Je me suis installée devant mes trois petites toiles de même format et je me suis sentie prise de vertige devant l’infini des possibilités. Au diable le coq en format portrait, ou le pont du Gard en format paysage. Il n’y avait plus rien qui tenait, je n’avais aucune prise, j’étais en chute libre. Quand je suis confrontée à une infinité de possibilités, le mieux c’est de me laisser porter. Je ne peux pas savoir à l’avance si une possibilité est meilleure qu’une autre, je n’ai pas d’autre choix que d’expérimenter, sans craindre de me tromper. Si je me trompe, je me tourne vers une autre possibilité. Je l’essaie, ça marche, ça ne marche pas. Ma personne devient la somme des possibilités que j’aurai expérimentées, avec ou sans succès.
Or, face à mes toiles, je fais l’exact contraire de ce que je viens d’énoncer. Je suis figée par la peur de me tromper dès la première seconde que je tiens mon pinceau.
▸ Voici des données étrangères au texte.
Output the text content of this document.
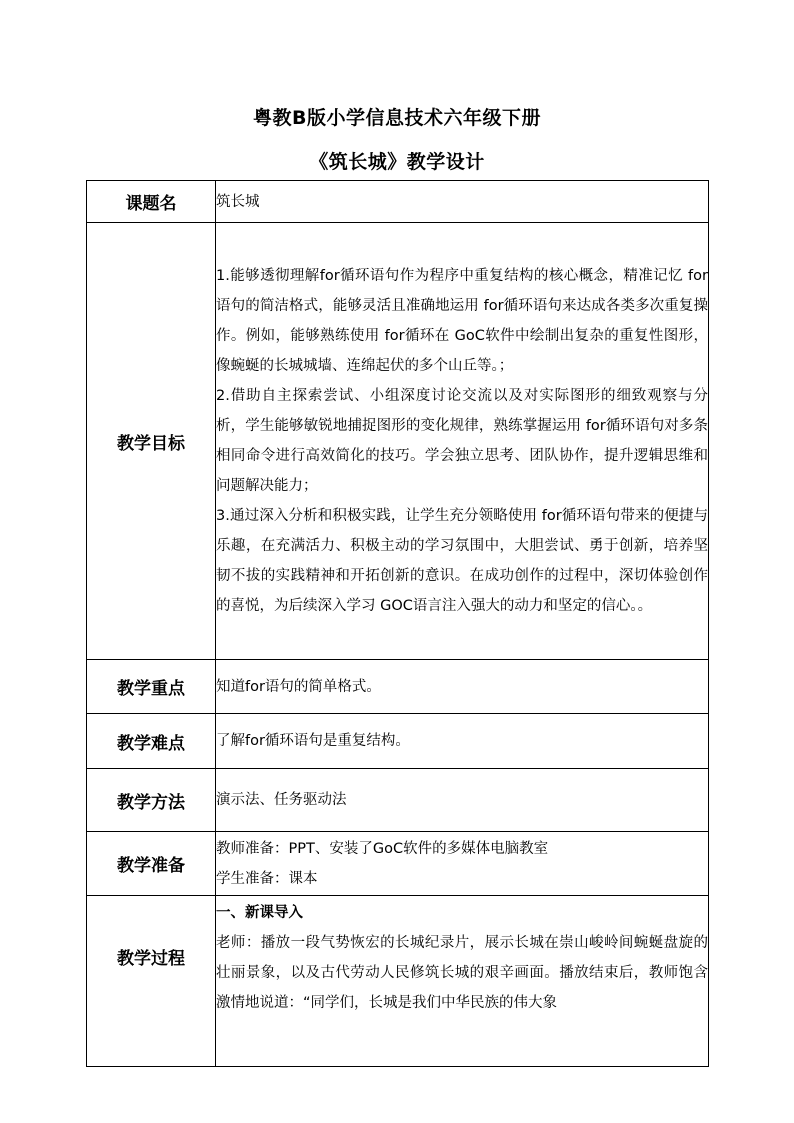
粤教B版小学信息技术六年级下册
《筑长城》教学设计
课题名	筑长城
教学目标	1.能够透彻理解for循环语句作为程序中重复结构的核心概念，精准记忆 for语句的简洁格式，能够灵活且准确地运用 for循环语句来达成各类多次重复操作。例如，能够熟练使用 for循环在 GoC软件中绘制出复杂的重复性图形，像蜿蜒的长城城墙、连绵起伏的多个山丘等。；
2.借助自主探索尝试、小组深度讨论交流以及对实际图形的细致观察与分析，学生能够敏锐地捕捉图形的变化规律，熟练掌握运用 for循环语句对多条相同命令进行高效简化的技巧。学会独立思考、团队协作，提升逻辑思维和问题解决能力；
3.通过深入分析和积极实践，让学生充分领略使用 for循环语句带来的便捷与乐趣，在充满活力、积极主动的学习氛围中，大胆尝试、勇于创新，培养坚韧不拔的实践精神和开拓创新的意识。在成功创作的过程中，深切体验创作的喜悦，为后续深入学习 GOC语言注入强大的动力和坚定的信心。。

教学重点	知道for语句的简单格式。
教学难点	了解for循环语句是重复结构。
教学方法	演示法、任务驱动法
教学准备	教师准备：PPT、安装了GoC软件的多媒体电脑教室
学生准备：课本

教学过程	一、新课导入
老师：播放一段气势恢宏的长城纪录片，展示长城在崇山峻岭间蜿蜒盘旋的壮丽景象，以及古代劳动人民修筑长城的艰辛画面。播放结束后，教师饱含激情地说道：“同学们，长城是我们中华民族的伟大象
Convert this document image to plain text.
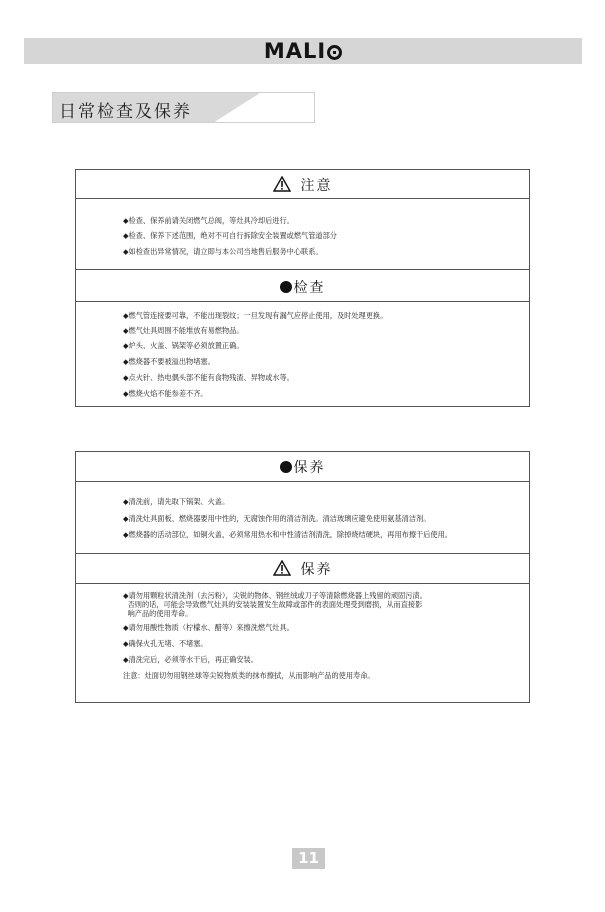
MALI
日常检查及保养
注意
◆检查、保养前请关闭燃气总阀，等灶具冷却后进行。
◆检查、保养下述范围，绝对不可自行拆除安全装置或燃气管道部分
◆如检查出异常情况，请立即与本公司当地售后服务中心联系。
检查
◆燃气管连接要可靠，不能出现裂纹；一旦发现有漏气应停止使用，及时处理更换。
◆燃气灶具周围不能堆放有易燃物品。
◆炉头、火盖、锅架等必须放置正确。
◆燃烧器不要被溢出物堵塞。
◆点火针、热电偶头部不能有食物残渣、异物或水等。
◆燃烧火焰不能参差不齐。
保养
◆清洗前，请先取下锅架、火盖。
◆清洗灶具面板、燃烧器要用中性的，无腐蚀作用的清洁剂洗。清洁玻璃应避免使用氨基清洁剂。
◆燃烧器的活动部位，如铜火盖，必须常用热水和中性清洁剂清洗，除掉烧结硬块，再用布擦干后使用。
保养
◆请勿用颗粒状清洗剂（去污粉），尖锐的物体、钢丝绒或刀子等清除燃烧器上残留的顽固污渍。
否则的话，可能会导致燃气灶具的安装装置发生故障或部件的表面处理受到磨损，从而直接影
响产品的使用寿命。
◆请勿用酸性物质（柠檬水、醋等）来擦洗燃气灶具。
◆确保火孔无堵、不堵塞。
◆清洗完后，必须等水干后，再正确安装。
注意：灶面切勿用钢丝球等尖锐物质类的抹布擦拭，从而影响产品的使用寿命。
11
Mais, surtout, je suis figée par la peur de ne pas savoir comment m’y prendre, par la conviction que je ne suis habitée par aucun instinct, par l’encore plus grande conviction que s’il existe une manière de m’en sortir, une manière de créer, je ne la trouverai jamais.
Si j’étais abandonnée dans l’univers –j’ai vu une scène semblable dans le film Gravity–, si j’étais une astronaute dérivant dans mon scaphandre pendant des jours avant de mourir de faim, de soif, de froid ou de suffocation, je deviendrais folle avant d’atteindre ma mort parce que je chercherais absolument à trouver la direction dans l’espace ouvert devant, et derrière, et tout autour. Je serais à la recherche de la bonne, de la seule et unique direction, de celle qui n’existe que pour moi, alors qu’elles sont toutes indifféremment bonnes ou mauvaises, ça dépend de qui les emprunte, pour quelles raisons et à quels moments.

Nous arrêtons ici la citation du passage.